During the first half hour it takes to drive from El Alto Airport to downtown La Paz our cabbie hardly stopped talking long enough to take a breath of rarified Andean air. He pointed out the soccer stadium, the museum, the markets, the churches, the Ministry of the Navy Ministry of the Navy?
He anticipated my surprise, and without missing a beat recounted the story of a state visit to Bolivia by the president of Peru.
"Why do you need a Ministry of the Navy when you have no seacoast?" asked the Peruvian president.
"Why not?" replied the Bolivian leader. "You have a Ministry of Justice and you have no justice."
Probably just an urban legend but later, standing on the shore of Lake Titicaca, watching a flotilla of boats milling around the dock at Copacabana, I could appreciate why landlocked Bolivia might justify having a navy. For years I have been fascinated by this vast body of water which Bolivia shares with Peru. Abode of the Gods, birthplace of the Sun and the Inca people, and home to obscure cultures that predate the Incas by thousands of years, Lake Titicaca is a place steeped in legend and history. The name conjures up images of reed boats, deserted ruins that were witness to human sacrifice, submerged temples and buried gold. I had expected to be impressed but looking across the rippled blue waters extending to the distant horizon, Lake Titicaca was much bigger than I had imagined. Its billing as the worlds highest navigable lake may be debated but with an area of 9,000 square kilometers and an elevation of 3,820 metres (12,500 feet), it is undeniably both large and high.
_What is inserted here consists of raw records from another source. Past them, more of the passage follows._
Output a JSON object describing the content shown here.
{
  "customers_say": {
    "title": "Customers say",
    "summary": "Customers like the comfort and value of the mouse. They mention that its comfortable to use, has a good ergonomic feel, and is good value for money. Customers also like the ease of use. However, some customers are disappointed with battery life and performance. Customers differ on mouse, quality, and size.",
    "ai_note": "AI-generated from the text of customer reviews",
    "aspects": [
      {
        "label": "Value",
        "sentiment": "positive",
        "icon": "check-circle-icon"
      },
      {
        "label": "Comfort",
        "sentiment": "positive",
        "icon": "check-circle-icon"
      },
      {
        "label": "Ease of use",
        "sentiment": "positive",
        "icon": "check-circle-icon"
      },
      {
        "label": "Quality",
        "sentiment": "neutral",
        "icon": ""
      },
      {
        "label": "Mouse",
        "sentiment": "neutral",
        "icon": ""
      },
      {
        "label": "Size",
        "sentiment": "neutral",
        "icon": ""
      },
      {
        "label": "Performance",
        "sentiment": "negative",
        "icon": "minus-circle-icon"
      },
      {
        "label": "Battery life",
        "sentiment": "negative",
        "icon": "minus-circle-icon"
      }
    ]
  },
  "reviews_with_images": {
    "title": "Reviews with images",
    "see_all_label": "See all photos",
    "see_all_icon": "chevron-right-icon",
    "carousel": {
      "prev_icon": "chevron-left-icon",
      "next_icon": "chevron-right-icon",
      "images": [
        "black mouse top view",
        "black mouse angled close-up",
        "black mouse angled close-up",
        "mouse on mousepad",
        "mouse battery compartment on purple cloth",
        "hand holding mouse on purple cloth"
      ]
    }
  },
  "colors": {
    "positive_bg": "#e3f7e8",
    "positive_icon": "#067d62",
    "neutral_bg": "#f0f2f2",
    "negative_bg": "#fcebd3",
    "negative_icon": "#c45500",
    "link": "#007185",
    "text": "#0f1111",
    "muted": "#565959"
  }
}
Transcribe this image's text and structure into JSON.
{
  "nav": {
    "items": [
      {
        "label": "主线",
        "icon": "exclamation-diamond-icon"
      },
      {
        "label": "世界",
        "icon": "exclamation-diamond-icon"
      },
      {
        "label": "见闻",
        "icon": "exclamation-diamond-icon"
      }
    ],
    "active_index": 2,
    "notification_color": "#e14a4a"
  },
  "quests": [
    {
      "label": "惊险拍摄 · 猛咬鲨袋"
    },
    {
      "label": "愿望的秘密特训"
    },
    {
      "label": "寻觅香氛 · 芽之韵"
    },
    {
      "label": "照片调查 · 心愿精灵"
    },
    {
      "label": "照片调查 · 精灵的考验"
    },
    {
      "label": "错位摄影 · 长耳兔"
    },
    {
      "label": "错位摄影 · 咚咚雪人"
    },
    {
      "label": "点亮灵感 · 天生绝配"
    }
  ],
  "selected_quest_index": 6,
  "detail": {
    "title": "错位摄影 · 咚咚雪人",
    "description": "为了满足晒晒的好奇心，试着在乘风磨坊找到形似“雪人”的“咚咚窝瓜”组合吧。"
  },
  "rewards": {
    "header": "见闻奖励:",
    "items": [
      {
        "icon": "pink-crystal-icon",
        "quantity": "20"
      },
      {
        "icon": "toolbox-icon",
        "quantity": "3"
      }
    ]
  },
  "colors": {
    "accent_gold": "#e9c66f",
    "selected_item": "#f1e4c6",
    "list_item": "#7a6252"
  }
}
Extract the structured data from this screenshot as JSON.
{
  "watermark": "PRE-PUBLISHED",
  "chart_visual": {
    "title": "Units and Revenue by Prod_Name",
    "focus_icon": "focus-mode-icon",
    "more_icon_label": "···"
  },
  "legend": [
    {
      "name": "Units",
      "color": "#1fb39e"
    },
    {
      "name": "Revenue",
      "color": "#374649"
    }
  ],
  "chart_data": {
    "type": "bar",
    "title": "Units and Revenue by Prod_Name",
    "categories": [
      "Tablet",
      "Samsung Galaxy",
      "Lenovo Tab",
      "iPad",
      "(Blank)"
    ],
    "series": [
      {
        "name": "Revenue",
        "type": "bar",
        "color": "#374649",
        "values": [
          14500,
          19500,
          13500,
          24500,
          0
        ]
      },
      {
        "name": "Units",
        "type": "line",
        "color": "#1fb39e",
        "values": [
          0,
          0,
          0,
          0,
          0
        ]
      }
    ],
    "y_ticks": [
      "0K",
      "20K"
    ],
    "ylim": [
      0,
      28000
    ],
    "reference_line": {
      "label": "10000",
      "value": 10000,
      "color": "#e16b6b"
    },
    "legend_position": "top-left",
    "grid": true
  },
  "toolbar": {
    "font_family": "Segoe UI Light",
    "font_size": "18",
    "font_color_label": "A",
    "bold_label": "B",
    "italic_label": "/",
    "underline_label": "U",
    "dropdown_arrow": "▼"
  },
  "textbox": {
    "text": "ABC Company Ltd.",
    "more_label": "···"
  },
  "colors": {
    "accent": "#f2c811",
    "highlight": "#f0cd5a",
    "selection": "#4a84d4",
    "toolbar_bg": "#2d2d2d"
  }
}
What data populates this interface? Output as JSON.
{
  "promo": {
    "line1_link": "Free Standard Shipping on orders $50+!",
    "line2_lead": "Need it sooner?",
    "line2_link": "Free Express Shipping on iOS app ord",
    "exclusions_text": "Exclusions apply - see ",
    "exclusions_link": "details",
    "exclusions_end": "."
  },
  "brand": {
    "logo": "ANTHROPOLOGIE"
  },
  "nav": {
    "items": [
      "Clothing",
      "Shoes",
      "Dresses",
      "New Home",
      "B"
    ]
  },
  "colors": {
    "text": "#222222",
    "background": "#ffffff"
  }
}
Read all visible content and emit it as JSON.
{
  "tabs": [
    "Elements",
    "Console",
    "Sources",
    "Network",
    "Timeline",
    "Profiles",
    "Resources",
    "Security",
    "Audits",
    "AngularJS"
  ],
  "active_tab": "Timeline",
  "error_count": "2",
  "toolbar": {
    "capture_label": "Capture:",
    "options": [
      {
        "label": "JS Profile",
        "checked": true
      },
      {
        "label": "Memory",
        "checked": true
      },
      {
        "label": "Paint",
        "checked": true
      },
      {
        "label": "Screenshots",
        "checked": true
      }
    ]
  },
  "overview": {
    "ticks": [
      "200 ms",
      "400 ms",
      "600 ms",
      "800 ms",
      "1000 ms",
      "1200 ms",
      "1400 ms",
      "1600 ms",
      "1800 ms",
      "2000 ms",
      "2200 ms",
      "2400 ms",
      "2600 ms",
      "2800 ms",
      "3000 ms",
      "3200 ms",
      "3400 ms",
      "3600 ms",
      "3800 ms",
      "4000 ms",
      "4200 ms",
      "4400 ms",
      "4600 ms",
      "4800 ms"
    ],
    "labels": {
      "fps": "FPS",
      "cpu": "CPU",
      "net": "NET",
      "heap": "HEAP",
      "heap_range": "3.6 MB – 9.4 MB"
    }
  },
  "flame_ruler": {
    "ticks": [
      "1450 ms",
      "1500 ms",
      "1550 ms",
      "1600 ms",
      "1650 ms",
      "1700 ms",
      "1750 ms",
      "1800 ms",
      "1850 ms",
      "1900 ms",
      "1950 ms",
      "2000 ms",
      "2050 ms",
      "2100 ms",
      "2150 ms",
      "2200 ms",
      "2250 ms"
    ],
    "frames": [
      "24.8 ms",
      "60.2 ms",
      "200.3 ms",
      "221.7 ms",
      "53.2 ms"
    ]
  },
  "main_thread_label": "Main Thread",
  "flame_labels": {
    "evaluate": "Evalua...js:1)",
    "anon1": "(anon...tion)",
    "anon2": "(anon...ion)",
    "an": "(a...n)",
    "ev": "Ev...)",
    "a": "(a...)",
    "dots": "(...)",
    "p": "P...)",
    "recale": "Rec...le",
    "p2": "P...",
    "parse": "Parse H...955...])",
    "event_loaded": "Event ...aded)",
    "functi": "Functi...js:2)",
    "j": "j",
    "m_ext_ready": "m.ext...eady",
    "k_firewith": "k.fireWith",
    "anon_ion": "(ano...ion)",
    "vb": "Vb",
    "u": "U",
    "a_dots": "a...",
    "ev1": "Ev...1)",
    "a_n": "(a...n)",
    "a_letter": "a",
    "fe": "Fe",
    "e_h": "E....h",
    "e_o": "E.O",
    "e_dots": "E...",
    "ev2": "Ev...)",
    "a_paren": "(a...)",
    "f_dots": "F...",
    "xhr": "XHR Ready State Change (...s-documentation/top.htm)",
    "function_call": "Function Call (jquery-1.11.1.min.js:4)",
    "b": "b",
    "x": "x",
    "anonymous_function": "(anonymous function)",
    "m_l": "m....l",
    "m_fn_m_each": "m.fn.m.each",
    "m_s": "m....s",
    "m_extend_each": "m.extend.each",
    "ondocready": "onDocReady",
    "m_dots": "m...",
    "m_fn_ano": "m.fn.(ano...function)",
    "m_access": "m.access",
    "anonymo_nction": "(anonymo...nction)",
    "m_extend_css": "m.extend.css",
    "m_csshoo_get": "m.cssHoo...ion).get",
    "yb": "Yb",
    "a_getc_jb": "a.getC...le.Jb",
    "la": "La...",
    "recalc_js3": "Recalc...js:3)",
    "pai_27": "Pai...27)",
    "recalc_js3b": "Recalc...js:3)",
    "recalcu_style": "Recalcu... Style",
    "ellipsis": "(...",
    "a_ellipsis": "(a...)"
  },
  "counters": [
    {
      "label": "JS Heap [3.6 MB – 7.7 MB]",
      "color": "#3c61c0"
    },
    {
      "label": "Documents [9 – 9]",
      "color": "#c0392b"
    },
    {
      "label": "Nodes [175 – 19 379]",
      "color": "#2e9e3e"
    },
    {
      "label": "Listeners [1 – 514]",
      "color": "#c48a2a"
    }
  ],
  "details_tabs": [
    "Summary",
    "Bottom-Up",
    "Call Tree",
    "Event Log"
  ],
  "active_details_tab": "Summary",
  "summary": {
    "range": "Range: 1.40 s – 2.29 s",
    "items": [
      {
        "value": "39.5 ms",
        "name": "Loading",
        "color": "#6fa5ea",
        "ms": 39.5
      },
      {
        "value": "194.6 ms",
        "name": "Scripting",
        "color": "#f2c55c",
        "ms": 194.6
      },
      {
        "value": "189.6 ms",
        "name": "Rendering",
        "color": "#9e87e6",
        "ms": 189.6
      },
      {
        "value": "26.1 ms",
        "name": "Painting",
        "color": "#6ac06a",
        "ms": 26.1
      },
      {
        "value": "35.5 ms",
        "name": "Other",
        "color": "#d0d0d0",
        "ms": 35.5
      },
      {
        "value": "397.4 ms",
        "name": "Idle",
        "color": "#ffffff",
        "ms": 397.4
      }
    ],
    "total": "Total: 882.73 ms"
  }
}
Copacabana is a bright, clean city surrounding the beautifully kept courtyard of a sparkling white Moorish-style cathedral built in the 1600s and adorned with blue ceramic tile. The broad cobblestone streets are lined with shops and restaurants specializing in trucha criolla (salmon trout) from the lake. During our first meal, sitting at a candle-lit table enjoying the music of a small Latin band, we were surprised to see a native woman come in the front door with a huge basket of freshly caught fish. The proprietor greeted her, took a scale off the wall, weighed the catch, paid her from the till, and trotted back to the kitchen.
The next morning we headed north along the Copacabana Peninsula for a 15 kilometre hike to Yampupata. The route leads through small villages and farmland, along narrow walkways between adobe houses thatched with reeds from the lake, and past terraced fields where men were plowing with teams of oxen. On steeper slopes groups of Aymara women wearing long, brightly coloured traditional skirts and bowler hats tilled the soil with crude mattocks, while children dropped seed-potatoes into the furrows.